Il faut appeler un chat, un chat. L’ignoble assassinat du jeune étudiant Fallou SENE par un des membres des forces de défense et de sécurité constitue un homicide volontaire, d’une extrême gravité. Ni plus, ni moins. Aucune justification ne saurait être apportée à ce crime lâche et abominable perpétré contre un jeune étudiant dépourvu de tout moyen de défense.
Le caractère prémédité de cet acte est conforté par le fait que les forces de sécurité et de défense disposaient au moment de l’intervention, d’armes dotées de balles réelles. Toute tentative visant à assimiler cet acte à une simple bavure est vaine. La thèse de la légitime défense ne convainc personne, et constitue une insulte grave à l’intelligence des citoyens et à la mémoire du disparu.
Lorsque les forces de l’ordre ont investi les lieux du crime, sur demande expresse des autorités administratives universitaires, elles n’ignoraient point qu’elles avaient affaire à un mouvement d’étudiants, dont la seule revendication légitime était la mise à disposition des bourses pour permettre aux bénéficiaires de faire face à des besoins matériels élémentaires : acheter des tickets pour se restaurer, se vêtir, payer la location d’une chambre anniversaire, etc.
Face à des étudiants tenaillés par la faim, et dans un état de dénuement qui frise l’urgence vitale absolue, la première erreur grave commise par le pouvoir réside dans l’appréciation et la gestion de ce type de « crises ». Permettre aux forces de l’ordre de disposer de balles réelles lorsqu’elles interviennent dans le territoire national, pour encadrer des manifestations pacifiques ou prévenir des débordements liés à de telles manifestations est assimilable à un « Permis implicite de tuer », et témoigne d’une irresponsabilité totale.
La répression aveugle et disproportionnée à l’encontre des étudiants de l’Université Gaston Berger est le fruit d’une barbarie sans nom, et d’une violence d’Etat abjecte. Il faut rétablir les choses à l’endroit : le Sénégal n’est pas en guerre contre ses propres citoyens. Les étudiants ont parfaitement le droit d’exiger l’amélioration de leurs conditions d’études et le versement des allocations d’études (bourses) à terme échu.
En matière de maintien de l’ordre, tout port d’arme doit désormais être proscrit et formellement interdit. Les forces de défense et de sécurité disposent d’un arsenal dissuasif, d’équipements défensifs (casques, gilets pare-chocs) et de techniques pour disperser des foules (canon à eau), dont l’usage est strictement réglementé (principe de proportionnalité).

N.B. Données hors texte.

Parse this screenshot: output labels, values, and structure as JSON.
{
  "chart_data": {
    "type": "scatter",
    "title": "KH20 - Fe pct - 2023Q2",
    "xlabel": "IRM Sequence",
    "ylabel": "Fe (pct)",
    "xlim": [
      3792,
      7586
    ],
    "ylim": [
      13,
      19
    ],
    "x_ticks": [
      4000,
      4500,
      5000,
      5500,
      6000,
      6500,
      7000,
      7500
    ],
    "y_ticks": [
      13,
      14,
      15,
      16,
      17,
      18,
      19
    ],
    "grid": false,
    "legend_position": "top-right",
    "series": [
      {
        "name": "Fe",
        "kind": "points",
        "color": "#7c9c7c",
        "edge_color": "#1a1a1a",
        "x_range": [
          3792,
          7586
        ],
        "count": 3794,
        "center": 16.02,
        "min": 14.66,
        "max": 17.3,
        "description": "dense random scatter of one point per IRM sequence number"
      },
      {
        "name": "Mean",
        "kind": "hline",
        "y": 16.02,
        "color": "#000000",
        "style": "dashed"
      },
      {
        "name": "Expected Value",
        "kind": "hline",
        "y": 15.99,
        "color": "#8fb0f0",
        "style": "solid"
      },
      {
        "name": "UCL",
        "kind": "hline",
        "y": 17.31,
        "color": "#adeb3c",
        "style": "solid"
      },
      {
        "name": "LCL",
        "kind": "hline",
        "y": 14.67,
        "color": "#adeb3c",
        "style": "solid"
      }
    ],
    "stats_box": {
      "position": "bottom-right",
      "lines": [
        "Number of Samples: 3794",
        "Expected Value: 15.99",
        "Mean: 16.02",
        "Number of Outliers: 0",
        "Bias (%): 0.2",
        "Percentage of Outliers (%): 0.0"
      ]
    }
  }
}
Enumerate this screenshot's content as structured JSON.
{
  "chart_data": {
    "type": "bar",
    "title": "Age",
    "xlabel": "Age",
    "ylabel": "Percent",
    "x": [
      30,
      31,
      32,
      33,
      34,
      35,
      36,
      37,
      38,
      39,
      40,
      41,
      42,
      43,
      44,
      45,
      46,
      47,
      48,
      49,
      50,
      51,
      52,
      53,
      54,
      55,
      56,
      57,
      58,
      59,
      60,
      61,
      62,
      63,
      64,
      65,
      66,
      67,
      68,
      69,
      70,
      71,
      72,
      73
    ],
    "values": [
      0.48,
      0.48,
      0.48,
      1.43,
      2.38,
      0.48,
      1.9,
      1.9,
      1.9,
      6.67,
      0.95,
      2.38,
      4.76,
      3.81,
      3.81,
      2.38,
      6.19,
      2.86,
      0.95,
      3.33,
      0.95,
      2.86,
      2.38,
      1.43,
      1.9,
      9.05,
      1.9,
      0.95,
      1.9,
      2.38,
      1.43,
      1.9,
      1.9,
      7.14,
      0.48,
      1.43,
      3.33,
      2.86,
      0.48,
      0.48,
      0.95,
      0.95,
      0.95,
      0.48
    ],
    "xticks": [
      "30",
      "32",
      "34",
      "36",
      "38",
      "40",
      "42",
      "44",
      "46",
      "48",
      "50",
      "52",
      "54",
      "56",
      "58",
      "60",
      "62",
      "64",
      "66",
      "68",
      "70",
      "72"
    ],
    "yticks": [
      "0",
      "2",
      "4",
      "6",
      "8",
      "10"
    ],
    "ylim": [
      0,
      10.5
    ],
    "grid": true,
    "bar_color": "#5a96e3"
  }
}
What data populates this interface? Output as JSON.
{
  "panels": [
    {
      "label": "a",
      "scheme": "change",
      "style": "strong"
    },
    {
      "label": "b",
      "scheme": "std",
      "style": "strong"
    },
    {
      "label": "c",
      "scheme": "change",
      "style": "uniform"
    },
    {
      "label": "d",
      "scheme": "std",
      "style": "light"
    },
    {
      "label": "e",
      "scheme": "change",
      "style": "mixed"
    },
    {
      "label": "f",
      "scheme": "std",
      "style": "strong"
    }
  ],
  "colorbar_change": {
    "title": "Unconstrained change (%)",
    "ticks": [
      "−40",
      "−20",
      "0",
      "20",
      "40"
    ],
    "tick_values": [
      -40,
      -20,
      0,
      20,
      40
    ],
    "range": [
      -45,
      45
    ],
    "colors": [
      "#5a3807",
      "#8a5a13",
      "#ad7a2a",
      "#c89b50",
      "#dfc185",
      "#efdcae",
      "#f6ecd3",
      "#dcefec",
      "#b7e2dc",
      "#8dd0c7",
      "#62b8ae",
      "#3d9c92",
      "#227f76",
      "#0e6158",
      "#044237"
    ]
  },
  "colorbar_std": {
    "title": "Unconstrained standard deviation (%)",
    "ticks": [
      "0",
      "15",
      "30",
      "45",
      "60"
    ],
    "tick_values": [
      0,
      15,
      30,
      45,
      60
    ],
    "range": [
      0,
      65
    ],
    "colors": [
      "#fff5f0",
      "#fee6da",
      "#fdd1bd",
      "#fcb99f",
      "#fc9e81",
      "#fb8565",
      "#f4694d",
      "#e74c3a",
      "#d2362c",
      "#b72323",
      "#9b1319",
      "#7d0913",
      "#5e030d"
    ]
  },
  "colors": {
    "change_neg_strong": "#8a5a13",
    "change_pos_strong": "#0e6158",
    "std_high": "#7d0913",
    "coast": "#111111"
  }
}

Le recours aux armes avec balles réelles, pour gérer des manifestations pacifiques relève de la folie (les manifestants ne sont pas des punching-balls pour les amateurs de sensations fortes).
Dans cette affaire, la responsabilité directe du Ministère de l’Intérieur est engagée. Au regard de la gravité des faits, sa démission volontaire ou forcée réclamée par la communauté estudiantine s’impose. Le concert de condoléances qui s’apparente au mur des « lamentations » ne ramènera pas l’étudiant Fallou SENE parmi les siens. Tout comme, exhiber des chèques bancaires, dans une grossière manœuvre de diversion ne trompe personne. Le 25 mars 2012, les sénégalais n’ont pas élu «ECOBANK» à la magistrature suprême, mais bien Macky SALL. Il appartient donc au Président de la République d’endosser toute sa part de responsabilité, dans la survenance de ce drame épouvantable qui suscite une vive émotion et une vague d’indignation sans précèdent dans le pays.
La liste est longue d’étudiants (Balla Gaye, Bassirou Faye, Fallou Sène) fauchés à la fleur de l’âge, par les balles perdues de régimes impopulaires, en quête de survie. Dans quelques mois, des milliards de FCFA inonderont la campagne présidentielle de Macky Sall. Incapable d’assurer le paiement, dans les délais, des bourses des étudiants, le régime débloquera en un temps record le trésor de guerre de l’homme obnubilé par sa réélection. La preuve de l’inconscience et de la folie d’un régime, en totale déperdition.